In its new report, UK Energy’s ‘Smart’ Abuse: Systematic Abuse of the UK’s Most Vulnerable People, it sets out key ways in which unregulated areas of the domestic market are being used to “systematically circumvent existing protections for vulnerable customers.”
This includes customers being automatically changed to a prepayment meter through mode-switching, an issue recently also raised by Business and Energy Secretary Grant Shapps, who has written to Ofgem calling on them to do more to ensure suppliers protect vulnerable consumers.
The second key point in Humane Energy’s report – which was launched as part of the first Westminster Forum on the Future of Energy yesterday (26 January) – is the systemic use of ‘Sludge’ to limit the numbers of vulnerable households benefiting from the status. This involves making details and support difficult to find or access in the hope people will give up.
Thirdly, Humane Energy identified the need for informed consent and for changes such as repayments and schedules, pointing to Citizen’s Advice reports of “widespread abuse”.
The report sets the scene for these concerns by detailing the “Winter of Discontent” being experienced in the UK, with soaring energy bills leading to between a third and two thirds of the UK population struggling to afford their bills.
According to charity National Energy Action (NEA), the number of households in fuel poverty has grown to 6.7 million from 4.5 million in 2021-22. This is despite a number of measures introduced by the government to support households including the Energy Price Guarantee and the Energy Bills Support Scheme.
With so many people across the country in a very vulnerable position therefore, reports of utilities failing to protect and support customers have hit particularly hard.
Speaking at the launch in Westminster, Barry James, founder of Humane Energy set out three key actions the Government could take to protect vulnerable energy customers.
1. Immediate ban on clawbacks (the typical figure tends to be 50%)
2. Immediately reverse the presumption of non-vulnerability for customers on pre-pay
3. An explicit requirement that informed consent is obtained, documented and available for inspection by Ofgem
“The regulations that are there are out of date, and they’re being gamed,” noted James in the forum meeting as he detailed the wider shift in the energy sector.
There is a shift towards decentralised energy technologies, including solar, wind, tidal and storage amongst others in the UK, which is helping both to decarbonise the energy sector and boost resilience.
We are going to hit a “Kodak moment” in the digitalisation of energy said James, where households buy their kit, and from that point onwards have energy for free. A report from Solar Energy UK last year, found that a terraced house could save £40,000 by installing solar PV and battery energy storage.
The shift thus far has been held back by the prevalence of the “Factory Mindset” James continued, wherein consumers still expect their power to be generated in large-scale power plants far from their homes.
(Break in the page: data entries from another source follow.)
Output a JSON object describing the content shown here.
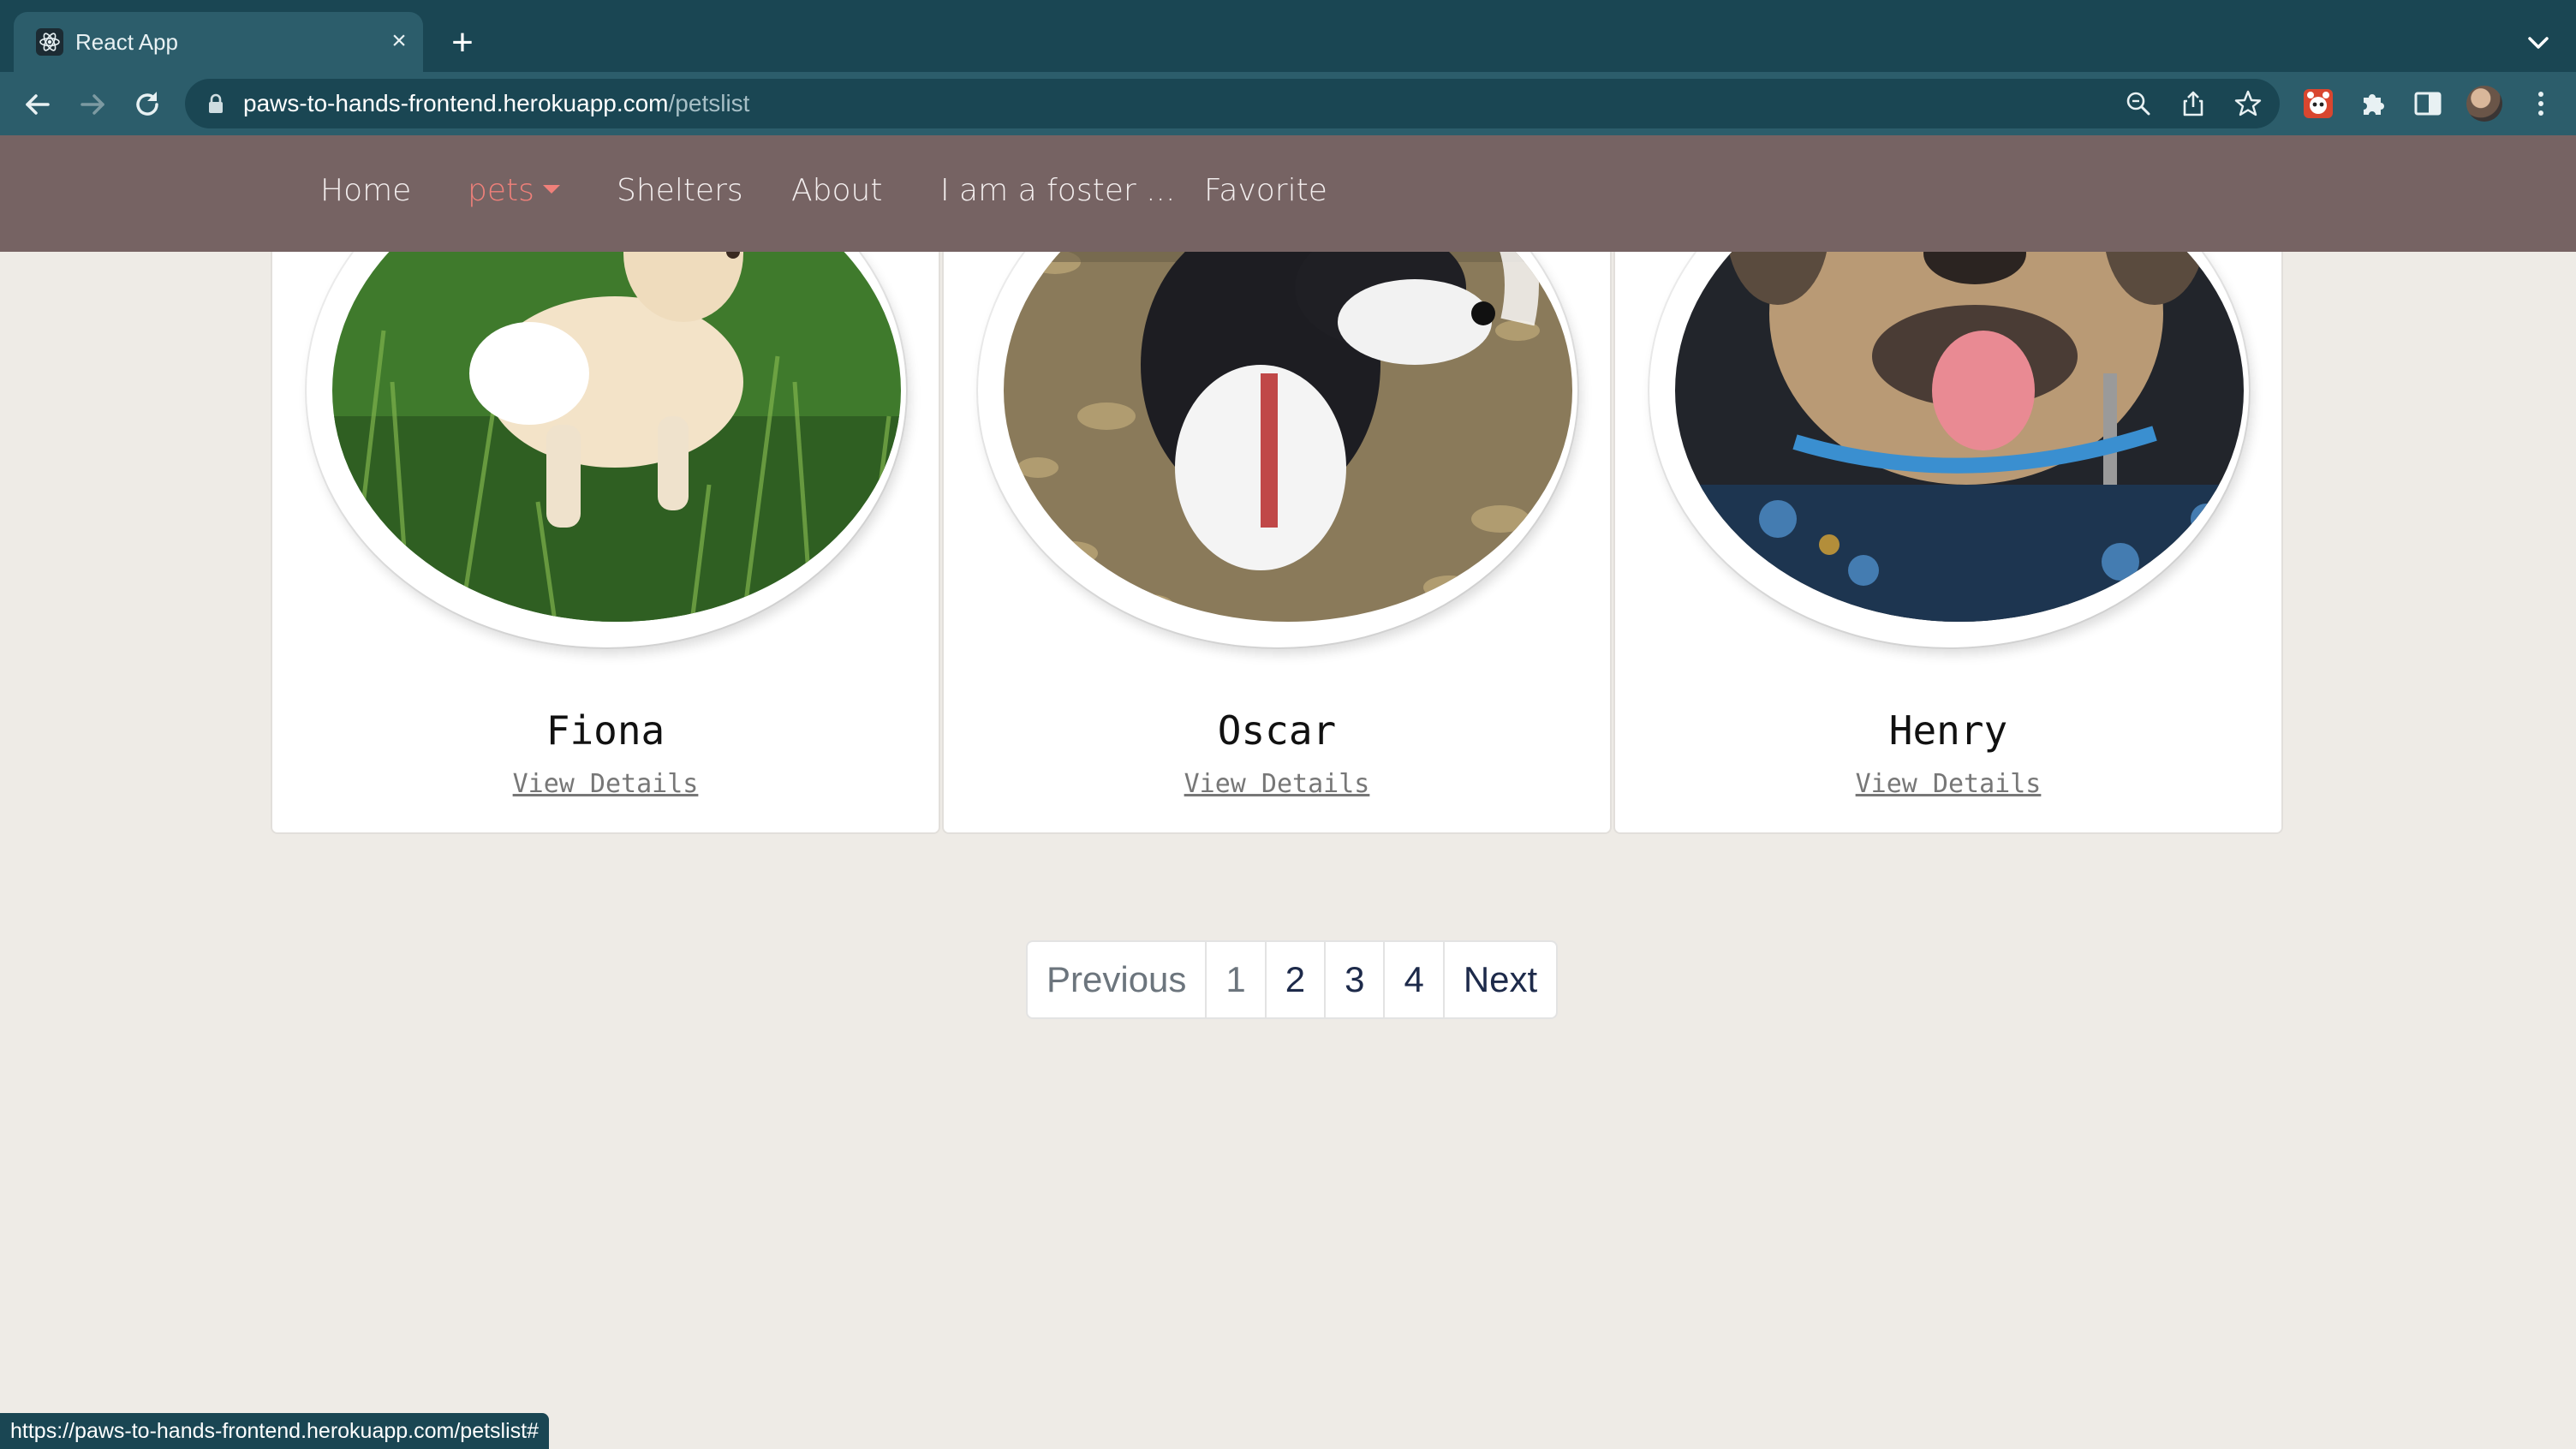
{
  "browser": {
    "tab_title": "React App",
    "url_domain": "paws-to-hands-frontend.herokuapp.com",
    "url_path": "/petslist",
    "status_url": "https://paws-to-hands-frontend.herokuapp.com/petslist#"
  },
  "navbar": {
    "home": "Home",
    "pets": "pets",
    "shelters": "Shelters",
    "about": "About",
    "foster": "I am a foster ...",
    "favorite": "Favorite",
    "active_color": "#f0807a"
  },
  "pets": [
    {
      "name": "Fiona",
      "link": "View Details"
    },
    {
      "name": "Oscar",
      "link": "View Details"
    },
    {
      "name": "Henry",
      "link": "View Details"
    }
  ],
  "pagination": {
    "previous": "Previous",
    "pages": [
      "1",
      "2",
      "3",
      "4"
    ],
    "next": "Next",
    "current": "1"
  },
  "colors": {
    "chrome_dark": "#1a4653",
    "chrome_light": "#2c5d6b",
    "navbar": "#766363",
    "page_bg": "#eeebe6"
  }
}
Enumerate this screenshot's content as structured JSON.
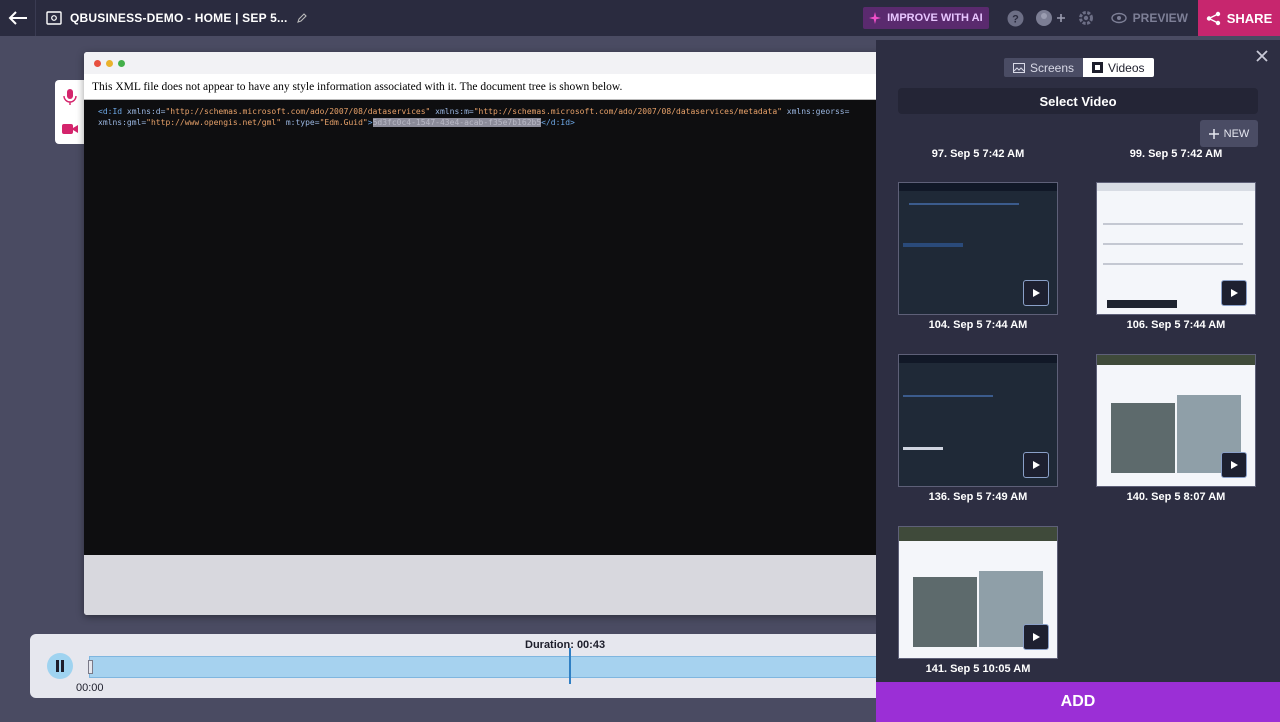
{
  "topbar": {
    "title": "QBUSINESS-DEMO - HOME | SEP 5...",
    "improve_label": "IMPROVE WITH AI",
    "preview_label": "PREVIEW",
    "share_label": "SHARE"
  },
  "browser": {
    "xml_notice": "This XML file does not appear to have any style information associated with it. The document tree is shown below.",
    "xml_line1": {
      "open": "<d:Id",
      "attr1": " xmlns:d=",
      "val1": "\"http://schemas.microsoft.com/ado/2007/08/dataservices\"",
      "attr2": " xmlns:m=",
      "val2": "\"http://schemas.microsoft.com/ado/2007/08/dataservices/metadata\"",
      "attr3": " xmlns:georss="
    },
    "xml_line2": {
      "attr1": "xmlns:gml=",
      "val1": "\"http://www.opengis.net/gml\"",
      "attr2": " m:type=",
      "val2": "\"Edm.Guid\"",
      "close_start": ">",
      "selected": "5d3fc0c4-1547-43e4-acab-f35e7b162b5",
      "close": "</d:Id>"
    }
  },
  "panel": {
    "tab_screens": "Screens",
    "tab_videos": "Videos",
    "select_video": "Select Video",
    "new_label": "NEW",
    "captions": [
      "97. Sep 5 7:42 AM",
      "99. Sep 5 7:42 AM",
      "104. Sep 5 7:44 AM",
      "106. Sep 5 7:44 AM",
      "136. Sep 5 7:49 AM",
      "140. Sep 5 8:07 AM",
      "141. Sep 5 10:05 AM"
    ],
    "add_label": "ADD"
  },
  "timeline": {
    "duration": "Duration: 00:43",
    "start_time": "00:00"
  }
}
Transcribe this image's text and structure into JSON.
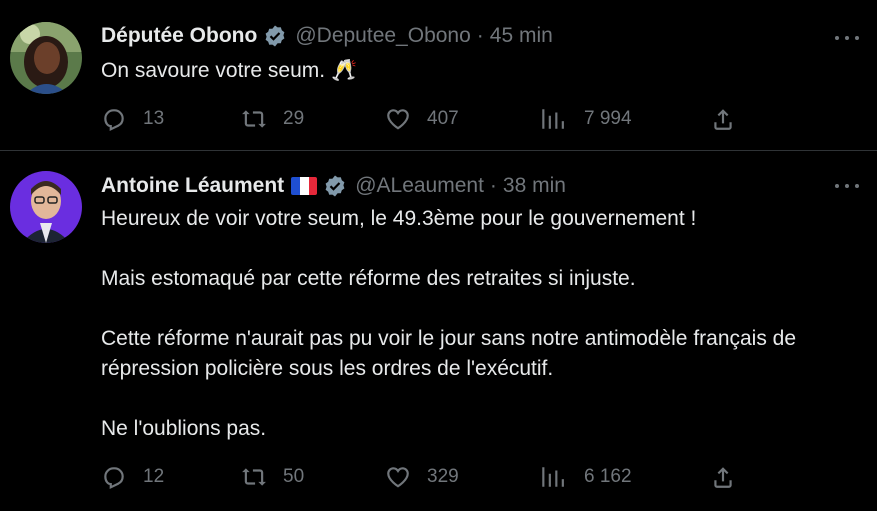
{
  "colors": {
    "background": "#000000",
    "text_primary": "#e7e9ea",
    "text_secondary": "#71767b",
    "divider": "#2f3336",
    "verified_badge": "#829aab"
  },
  "tweets": [
    {
      "author_name": "Députée Obono",
      "verified_icon": "verified-badge-icon",
      "handle": "@Deputee_Obono",
      "separator": "·",
      "time": "45 min",
      "text_lines": [
        "On savoure votre seum."
      ],
      "emoji": "🥂",
      "stats": {
        "replies": "13",
        "retweets": "29",
        "likes": "407",
        "views": "7 994"
      }
    },
    {
      "author_name": "Antoine Léaument",
      "flag_icon": "france-flag-icon",
      "verified_icon": "verified-badge-icon",
      "handle": "@ALeaument",
      "separator": "·",
      "time": "38 min",
      "paragraphs": [
        "Heureux de voir votre seum, le 49.3ème pour le gouvernement !",
        "Mais estomaqué par cette réforme des retraites si injuste.",
        "Cette réforme n'aurait pas pu voir le jour sans notre antimodèle français de répression policière sous les ordres de l'exécutif.",
        "Ne l'oublions pas."
      ],
      "stats": {
        "replies": "12",
        "retweets": "50",
        "likes": "329",
        "views": "6 162"
      }
    }
  ]
}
While smart meters can aid in the management of the new decentralised energy system to enable smart management of clean energy assets, regulation must keep up with this policy shift to help protect the most vulnerable in society.
The Forum included Barry Sheerman MP, who hosted and co-chaired the event, committing to put forward an Early Day Motion in Parliament and seeking a Westminster Hall Debate challenging the government and energy minister.